- Çelemli Location within Turkey
- Coordinates: 36°51′N 35°39′E﻿ / ﻿36.850°N 35.650°E
- Country: Turkey
- Province: Adana
- District: Yüreğir
- Elevation: 185 m (607 ft)
- Population (2022): 1,113
- Time zone: UTC+3 (TRT)
- Postal code: 01350
- Area code: 0322

= Çelemli =

Settlement in Turkey

Çelemli is a neighbourhood of the municipality and district of Yüreğir, Adana Province, Turkey. Its population is 1,113 (2022). Before the 2013 reorganisation, it was a town (belde).

==Geography==

Situated east of the Ceyhan River, Çelemli is 10 km inland from the Mediterranean Sea.
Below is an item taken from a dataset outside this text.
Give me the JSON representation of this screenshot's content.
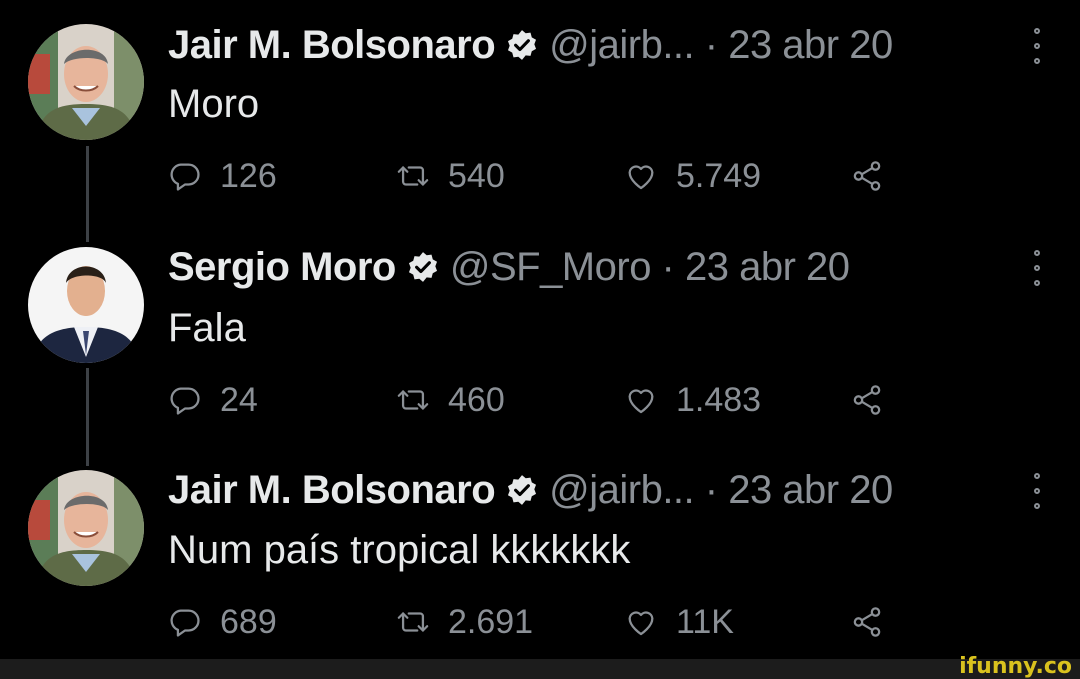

Highway distance to Adana is 45 kilometres (28 mi) and to the historical city of Misis (Mopsuestia) is 20 km. It is situated on a low valley with an altitude of about 170 metres (560 ft). On the summit of the nearest hill there are telecommunication facilities like microwave links, TV transmitter stations, etc.

==History==

After Ottoman conquest of Balkan Peninsula in the 14th century, Oghuz Turks in Anatolia had been transferred to Balkans, where they lived up to the second half of the 19th century. However, after the disastrous Russo-Turkish War (1877–1878) most of them had to return where they were settled in various locations in Anatolia. Çelemli residents are a part of those immigrants.

==Economy==
The most important economic activity is cattle dealing and dairying. Wheat, canola, watermelon, sunflower and cabbage are among the more important crops. In fact the name of the town Çelemli is a distorted form of the word kelem the popular name of cabbage among the Turks of Balkan.